As evinced by its findings of fact and conclusions of law, the trial court held that "[u]nder the circumstances of this matter, an award of attorney's fees pursuant to the Texas Civil Practice and Remedies Code Section 37.009 would not be equitable or just." (Emphasis added). Sai Thong does not attack that specific finding on appeal. Instead, it posits that it was entitled to recover attorney's fees under the terms of the contract, as alleged in its live pleading against Limestone. Yet, recovery under the contract was not a matter addressed by the trial court in its findings of fact and conclusions of law. Nor does the record indicate that the matter of recovering fees under the contract, as opposed to the statute, was a topic broached in any request for additional findings of fact or conclusions of law. This is fatal since Sai Thong was obligated to request such additional findings and conclusions to preserve its complaint for review.

Simply put, if a trial court's original findings do not address a ground of recovery or a defense, then the party relying on that ground or defense must request additional findings in proper form. Levine v. Maverick Cty.
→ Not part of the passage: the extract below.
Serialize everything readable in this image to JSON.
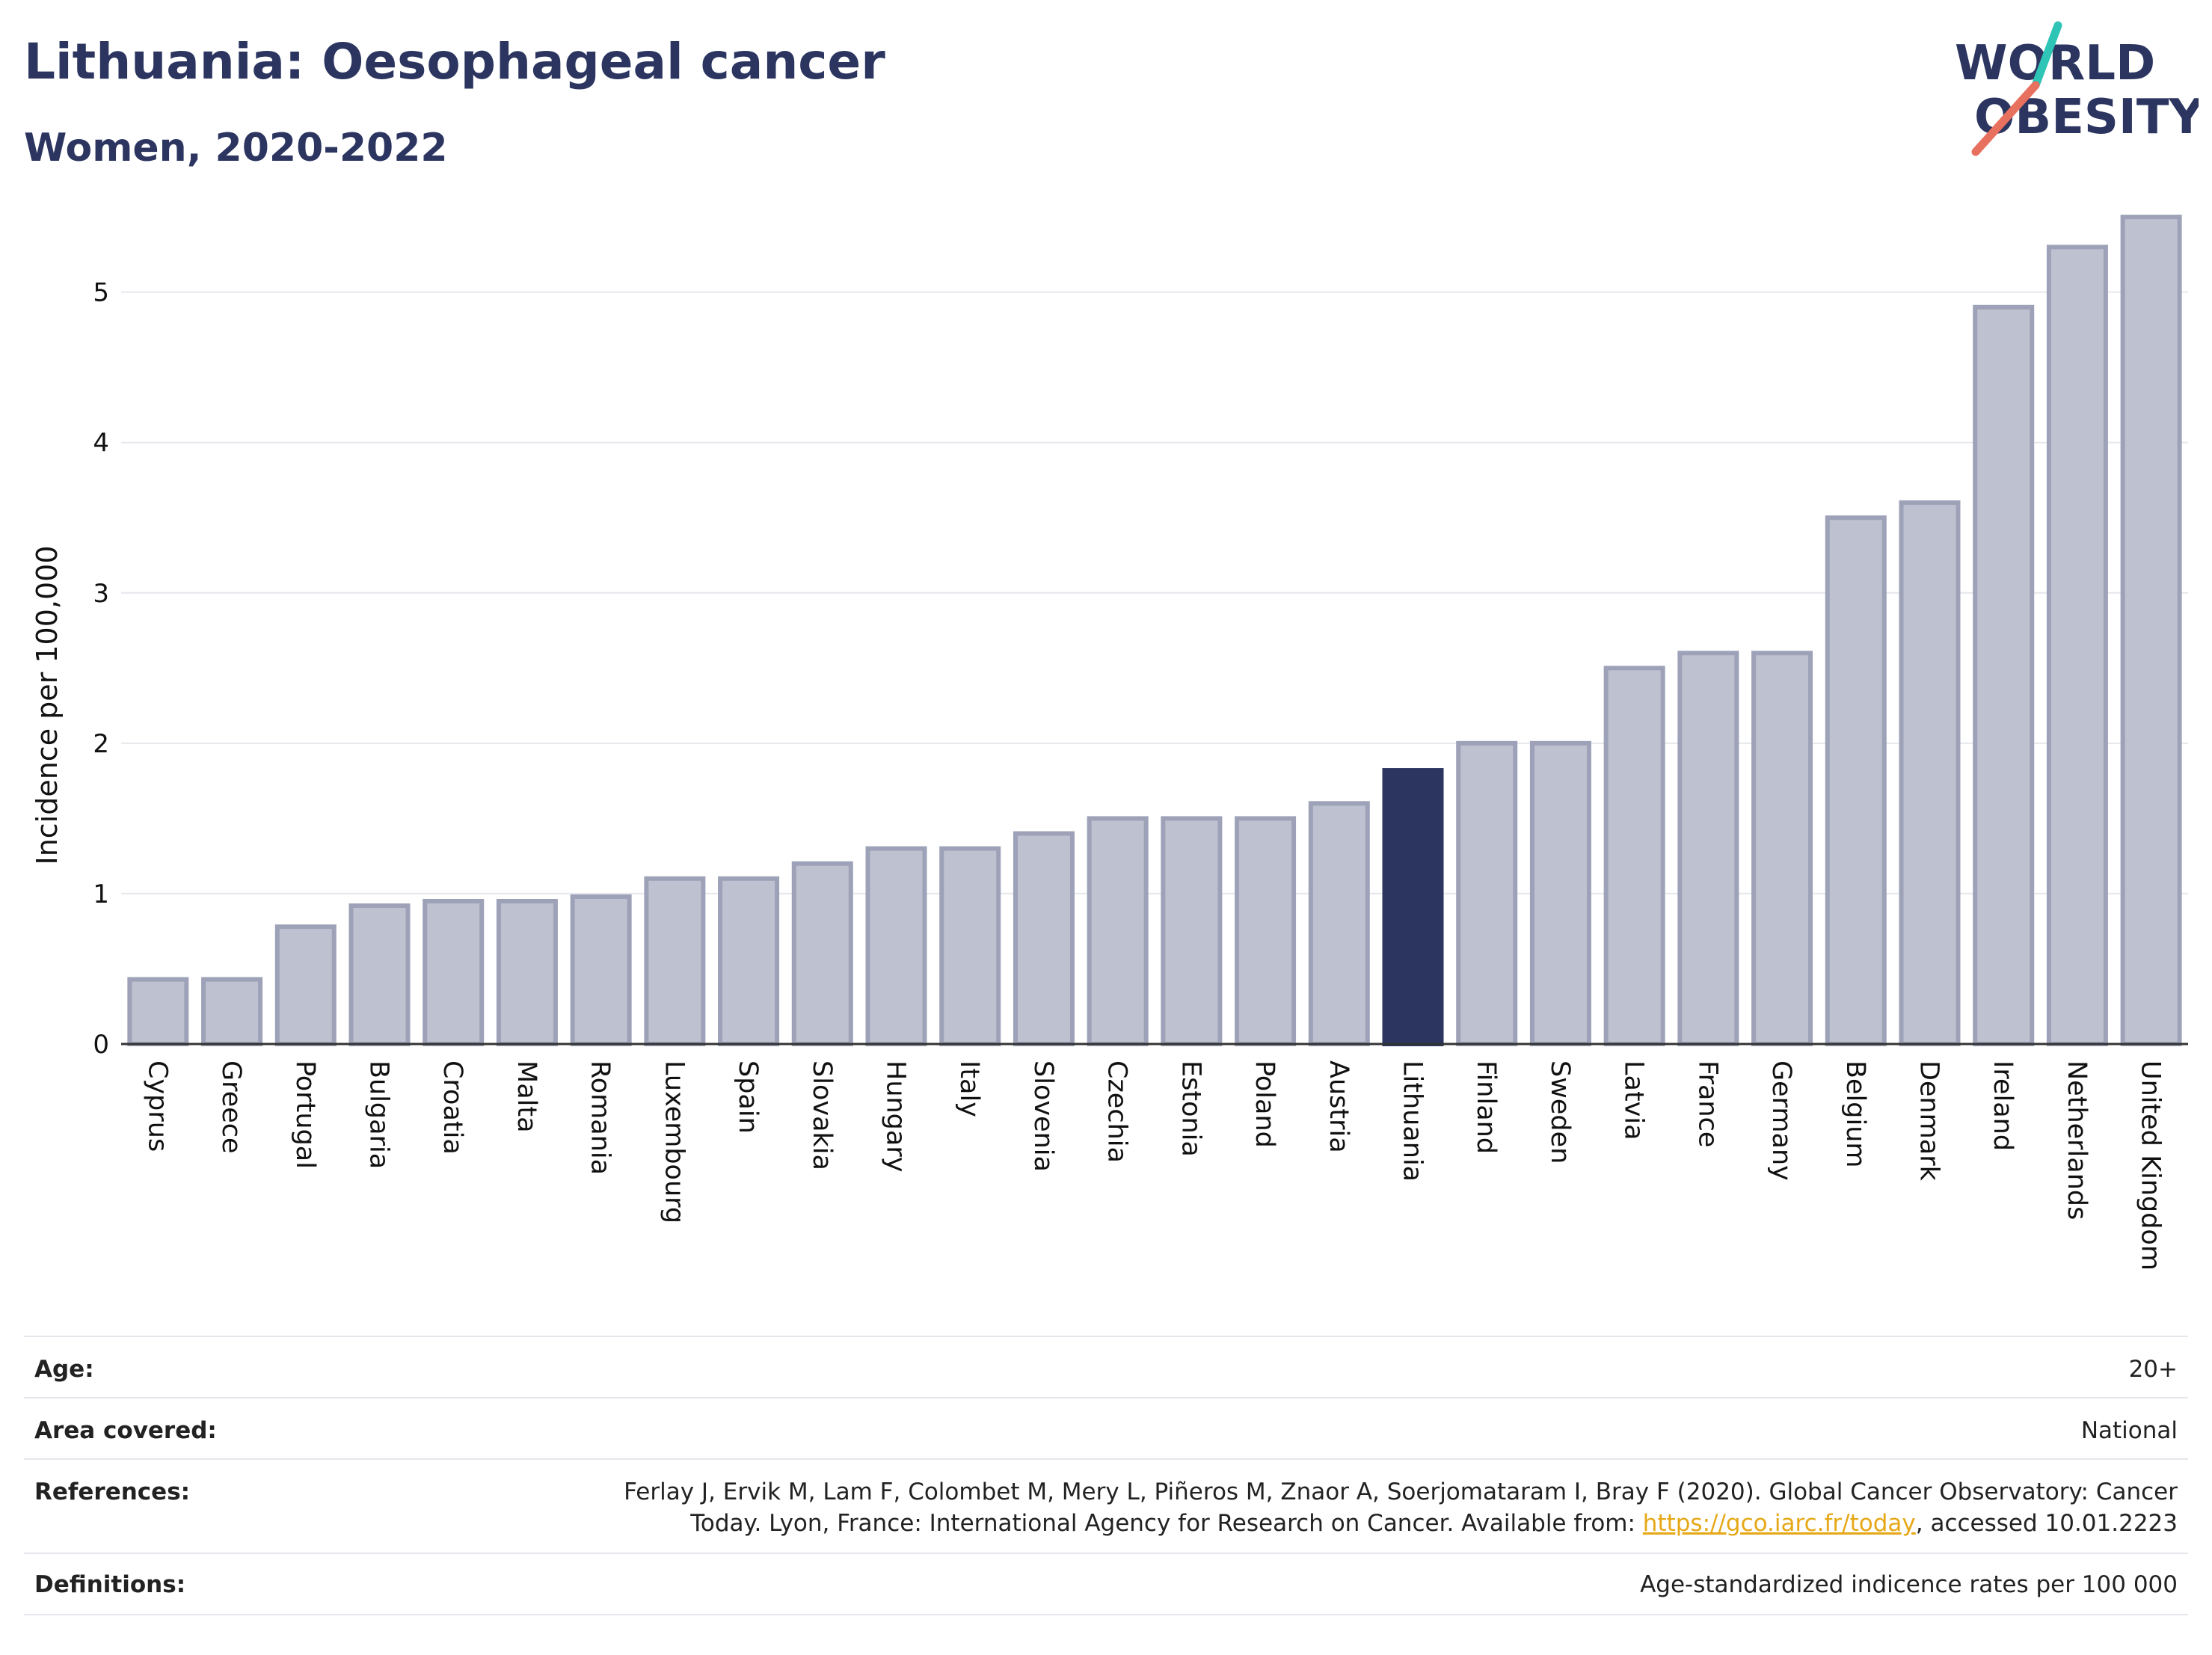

Water Control, 884 S.W.2d 790, 796 (Tex. App.--San Antonio 1994, writ denied); Sears, Roebuck & Co. v. Nichols, 819 S.W.2d 900, 907-08 (Tex. App.--Houston [14th Dist.] 1991, writ denied); accord, Smith v. Smith, 22 S.W.3d 140, 150 (Tex. App--Houston [14th Dist.] 2000, no pet.) (noting that Mr. Smith had the duty to request additional findings of fact and conclusions of law in connection with the disproportionate division of the community or in connection with the trial court's calculation of the community portion). By failing to do so, one waives his complaint about the unmentioned ground or defense. Smith v. Smith, 22 S.W.3d at 150; Sears, Roebuck & Co. v. Nichols, 819 S.W.2d at 907-08. Given this, Sai Thong waived its contention that the trial court erred by not awarding it fees as a prevailing party under the contract, as opposed to the statute.

Having overruled all points of error or issues raised by all the parties, we affirm the judgment of the trial court.



Brian Quinn

Justice

1. John T. Boyd, Chief Justice (Ret.), Seventh Court of Appeals, sitting by assignment. Tex. Gov't Code Ann. §75.002(a)(1) (Vernon Supp. 2003).

2. Neither party argues that something other than what we have held the definition to be was intended.

3. This is significant because we rebuttably presume that all stipulations in a contract are dependent. Acme Pest Control Co. v. Youngman, 216 S.W.2d 259, 263 (Tex. Civ. App.--Waco 1948, no writ).

4. Sai Thong does state under point four that "these conclusions [i.e. the finding that Sai Thong breached the agreement and was not entitled to attorney's fees under §37.009 of the Texas Civil Practice and Remedies Code] were inappropriate in light of the Contract. . . ." It also asserts that they "were not supported by the evidence." Nevertheless, neither explanation nor citation to authority accompanied these conclusions. Thus, they preserved nothing for review. Tex. R. App. P. 38.1(h); In re Williams, 998 S.W.2d 724, 730 (Tex. App.--Amarillo 1999, no pet.).